However, I am not sure I understand why American is a good name: there are a total of four species of American Flamingos, and why the most tropical one should be a better choice for *the* American Flamingo is a little beyond me.

Cheers
Niels

Yeah, it's the speadsheet I'm looking at:
http://www.birds.cornell.edu/clementschecklist/Clements Checklist 6.3.2 December 2008.xls/view

And it's additionally listed under the subsection "speadsheet corrections" too - in both spots as "American Flamingo." I do agree though that the reasoning for "American" over "Caribbean" is asinine.

However, I'm looking over our consensus sources, and according to Avibase, H&M (3rd edition, corrigenda 8) still considers P. ruber and roseus to be under "Greater Flamingo" (P. ruber) - So with S&M being dated, it looks like we may have to merge the two by Opus standards.
 
Yeah, it's the speadsheet I'm looking at:
http://www.birds.cornell.edu/clementschecklist/Clements Checklist 6.3.2 December 2008.xls/view

And it's additionally listed under the subsection "speadsheet corrections" too - in both spots as "American Flamingo." I do agree though that the reasoning for "American" over "Caribbean" is asinine.

However, I'm looking over our consensus sources, and according to Avibase, H&M (3rd edition, corrigenda 8) still considers P. ruber and roseus to be under "Greater Flamingo" (P. ruber) - So with S&M being dated, it looks like we may have to merge the two by Opus standards.

Well, H&M is also on the dated side now, hopefully a new version will be out soon.

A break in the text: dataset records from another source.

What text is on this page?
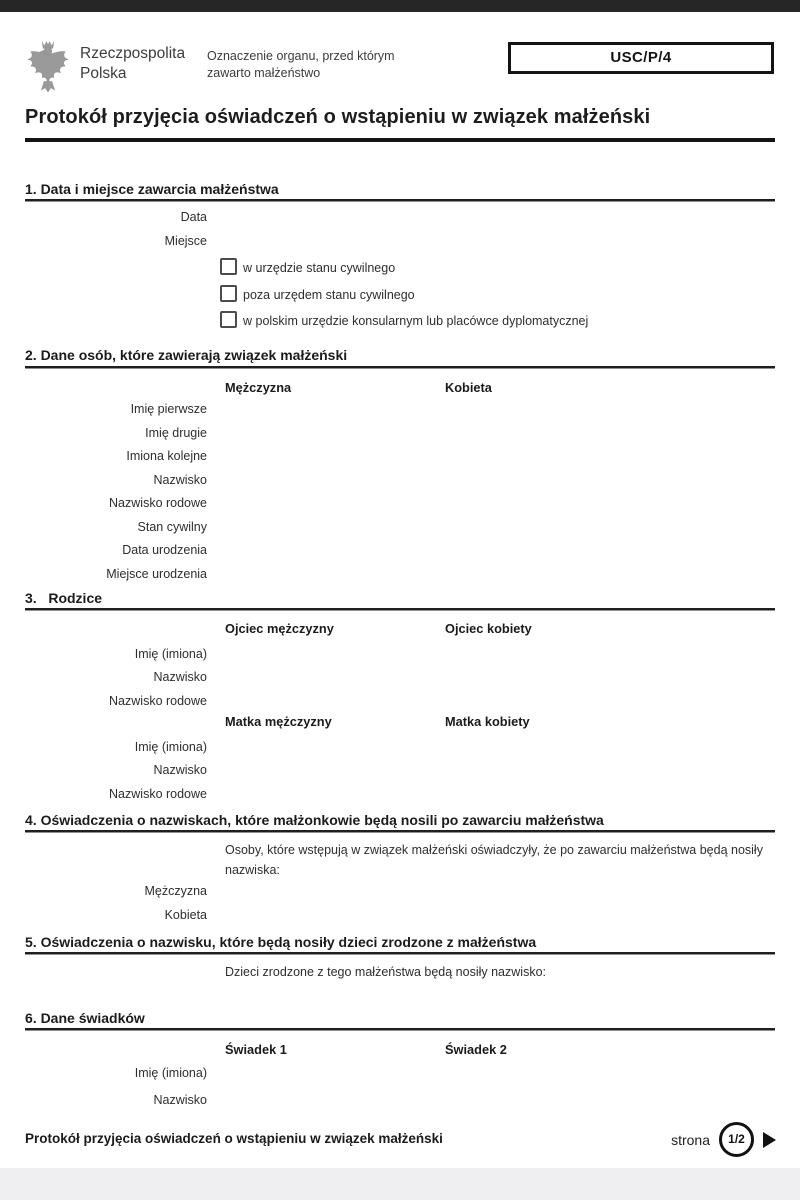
Rzeczpospolita
Polska
Oznaczenie organu, przed którym
zawarto małżeństwo
USC/P/4
Protokół przyjęcia oświadczeń o wstąpieniu w związek małżeński
1. Data i miejsce zawarcia małżeństwa
Data
Miejsce
w urzędzie stanu cywilnego
poza urzędem stanu cywilnego
w polskim urzędzie konsularnym lub placówce dyplomatycznej
2. Dane osób, które zawierają związek małżeński
Mężczyzna	Kobieta
Imię pierwsze
Imię drugie
Imiona kolejne
Nazwisko
Nazwisko rodowe
Stan cywilny
Data urodzenia
Miejsce urodzenia
3.   Rodzice
Ojciec mężczyzny	Ojciec kobiety
Imię (imiona)
Nazwisko
Nazwisko rodowe
Matka mężczyzny	Matka kobiety
Imię (imiona)
Nazwisko
Nazwisko rodowe
4. Oświadczenia o nazwiskach, które małżonkowie będą nosili po zawarciu małżeństwa
Osoby, które wstępują w związek małżeński oświadczyły, że po zawarciu małżeństwa będą nosiły nazwiska:
Mężczyzna
Kobieta
5. Oświadczenia o nazwisku, które będą nosiły dzieci zrodzone z małżeństwa
Dzieci zrodzone z tego małżeństwa będą nosiły nazwisko:
6. Dane świadków
Świadek 1	Świadek 2
Imię (imiona)
Nazwisko
Protokół przyjęcia oświadczeń o wstąpieniu w związek małżeński	strona	1/2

I would change the name and leave it at that until H&M comes out ...

Niels
 
Well, H&M is also on the dated side now, hopefully a new version will be out soon. I would change the name and leave it at that until H&M comes out ...

Niels

We can apply the temporary "merge" template to it while we wait. No point in condensing information only to have to split it again.
 
Did some digging into "American" vs. "Caribbean" - here was the SACC's justification:
I recommend returning to the English name American Flamingo, following AOU (1957) and most earlier references, as well as Gill and Wright (2006), rather than using Caribbean, as done by Sangster (1997) and Knox et al. (2002). There is a population in the Galapagos, which is American but not Caribbean.
http://www.museum.lsu.edu/~Remsen/SACCprop345.html

So no U.S. claim of American - sincerely an effort to consider it a flamingo of "the Americas."